Novak winced inside. This child was in trouble emotionally. Psychologically, too. He wasn’t going to get better without some kind of therapy, either. Maybe Nicholas Black would take a look at him when he and Claire got back. Black was a good psychiatrist, and Ryan had seen more violence than any kid his age should ever have to see. Violence perpetrated by his own mother. His dad’s death. Wilson’s death. Maybe others, too, that he didn’t like to talk about. He needed help dealing with the traumas he’d seen, all right. Novak would do whatever he could to help, but Ryan definitely needed prof
essional help. Novak was going to make sure he got it.
Beside him, Ryan gave a huge sigh. “She just kills people she doesn’t like, Mr. Novak. She just shoots them or stabs them or hits them with something. It’s real scary to see. Sometimes I can’t stop thinking about it. I get bad dreams about it, too.”

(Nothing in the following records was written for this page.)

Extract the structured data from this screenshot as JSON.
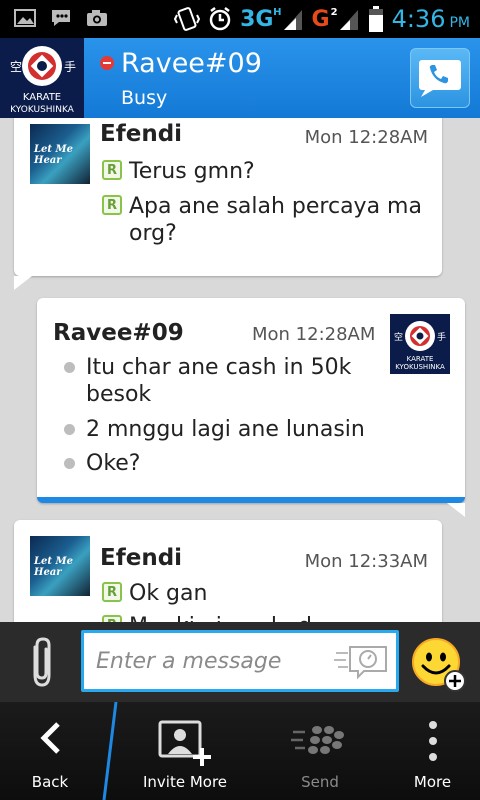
{
  "status_bar": {
    "network_3g": "3G",
    "network_3g_sup": "H",
    "network_g": "G",
    "network_g_sup": "2",
    "time": "4:36",
    "ampm": "PM",
    "icons": [
      "gallery-icon",
      "bbm-notification-icon",
      "camera-icon",
      "vibrate-icon",
      "alarm-icon",
      "signal-icon",
      "battery-icon"
    ]
  },
  "header": {
    "contact_name": "Ravee#09",
    "status": "Busy",
    "status_color": "#e53935",
    "accent_color": "#1e88e5",
    "avatar_text_line1": "KARATE",
    "avatar_text_line2": "KYOKUSHINKA"
  },
  "messages": [
    {
      "sender": "Efendi",
      "time": "Mon 12:28AM",
      "avatar_text": "Let Me Hear",
      "lines": [
        "Terus gmn?",
        "Apa ane salah percaya ma",
        "org?"
      ]
    },
    {
      "sender": "Ravee#09",
      "time": "Mon 12:28AM",
      "lines": [
        "Itu char ane cash in 50k",
        "besok",
        "2 mnggu lagi ane lunasin",
        "Oke?"
      ]
    },
    {
      "sender": "Efendi",
      "time": "Mon 12:33AM",
      "avatar_text": "Let Me Hear",
      "lines": [
        "Ok gan",
        "M... ki...i... ...l...d... ...."
      ]
    }
  ],
  "read_badge": "R",
  "composer": {
    "placeholder": "Enter a message"
  },
  "action_bar": {
    "back": "Back",
    "invite_more": "Invite More",
    "send": "Send",
    "more": "More"
  }
}
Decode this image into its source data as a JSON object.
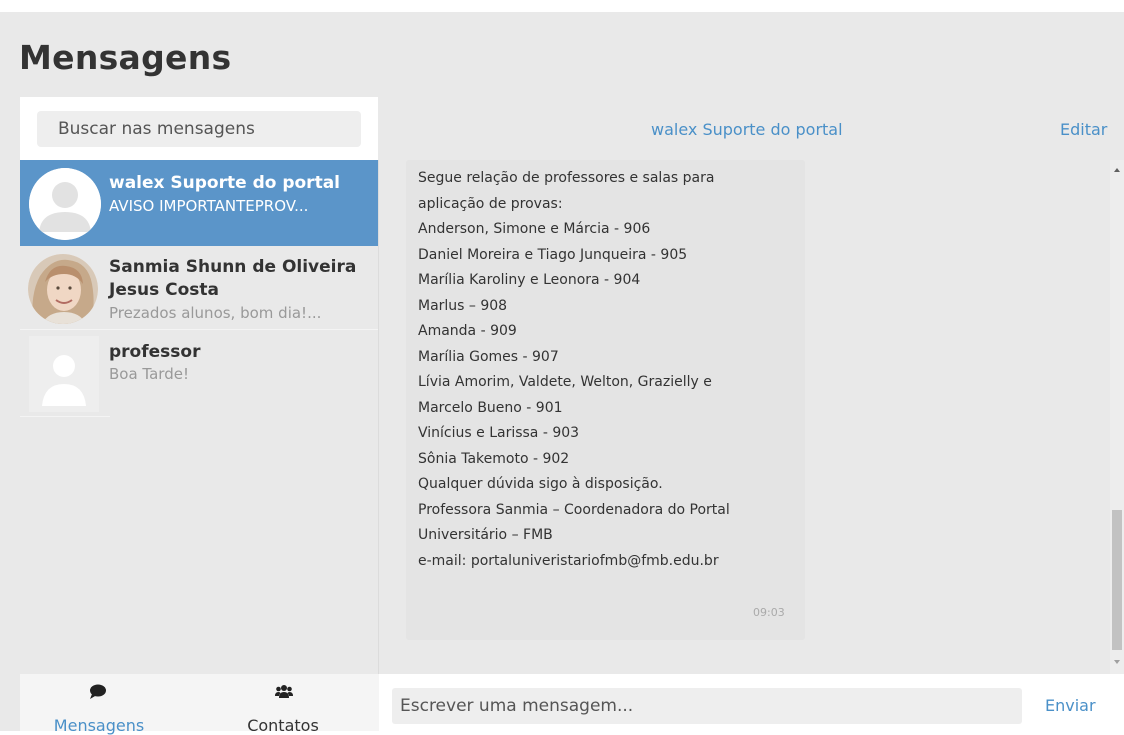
{
  "page": {
    "title": "Mensagens"
  },
  "search": {
    "placeholder": "Buscar nas mensagens"
  },
  "conversations": [
    {
      "name": "walex Suporte do portal",
      "snippet": "AVISO IMPORTANTEPROV..."
    },
    {
      "name_line1": "Sanmia Shunn de Oliveira",
      "name_line2": "Jesus Costa",
      "snippet": "Prezados alunos, bom dia!..."
    },
    {
      "name": "professor",
      "snippet": "Boa Tarde!"
    }
  ],
  "chat": {
    "contact": "walex Suporte do portal",
    "edit_label": "Editar",
    "message": {
      "lines": [
        "Segue relação de professores e salas para",
        "aplicação de provas:",
        "Anderson, Simone e Márcia - 906",
        "Daniel Moreira e Tiago Junqueira - 905",
        "Marília Karoliny e Leonora - 904",
        "Marlus – 908",
        "Amanda - 909",
        "Marília Gomes - 907",
        "Lívia Amorim, Valdete, Welton, Grazielly e",
        "Marcelo Bueno - 901",
        "Vinícius e Larissa - 903",
        "Sônia Takemoto - 902",
        "Qualquer dúvida sigo à disposição.",
        "Professora Sanmia – Coordenadora do Portal",
        "Universitário – FMB",
        "e-mail: portaluniveristariofmb@fmb.edu.br"
      ],
      "time": "09:03"
    }
  },
  "compose": {
    "placeholder": "Escrever uma mensagem...",
    "send_label": "Enviar"
  },
  "nav": {
    "messages": {
      "label": "Mensagens",
      "icon": "speech-bubble-icon",
      "color": "#4a90c8"
    },
    "contacts": {
      "label": "Contatos",
      "icon": "users-icon",
      "color": "#333333"
    }
  },
  "colors": {
    "accent": "#5b95c9",
    "link": "#4a90c8"
  }
}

“Ryan, listen to me. She is not a nice woman. We both know that. But you are free now. You are going to live with your grandparents and they’re gonna take good care of you. I checked them out. They’re nice people. They love you. You’ll be fine with them. If you’re not, if you don’t like it there, we’ll do something else.” Novak hesitated there, not sure if he should ask his next question but he needed to know. “Did she ever hurt you, Ryan?”
Novak felt the child stiffen up where he still sat pressed up close against Novak’s side. The boy nodded but didn’t say anything. After a moment, he said, “She hit me sometimes if she got real mad at Barrett for locking her up. He finally had to keep her up there in her room while he was gone so she wouldn’t hit me, and stuff. I was glad when she was locked up in her room. Barrett was always real nice to me, but she wasn’t. She’s just real mean, Mr. Novak. Don’t you think she is, too?”
“Yeah. She is. None of this is your fault, Ryan, okay? You understand that, right? You have nothing to do with anything she’s ever done. You are just a little kid. You’re free of her now, and you’re going home soon to be with the people who really love you. Everything’s gonna be fine.”
Ryan remained quiet. Novak wanted to know more about the people that Emma had murdered. She was more dangerous than he even imagined. He hated to question the child further, but Ryan seemed to want to talk about her.
“Was Barrett Wilson a good friend of hers?”
“He told me that my dad hired him and that’s when he met my mom. He said that she wasn’t always mean, that she was real sweet sometimes. He said it was because my daddy treated her so bad. But I know she was always mean. Daddy tried to be nice to her, you know, gave her lots of stuff that she wanted, but she was always mad at him. And me, too. She wanted to spend more of his money. She said she did all the work, you know, painting pictures and stuff, and he didn’t have to do anything but sell them.”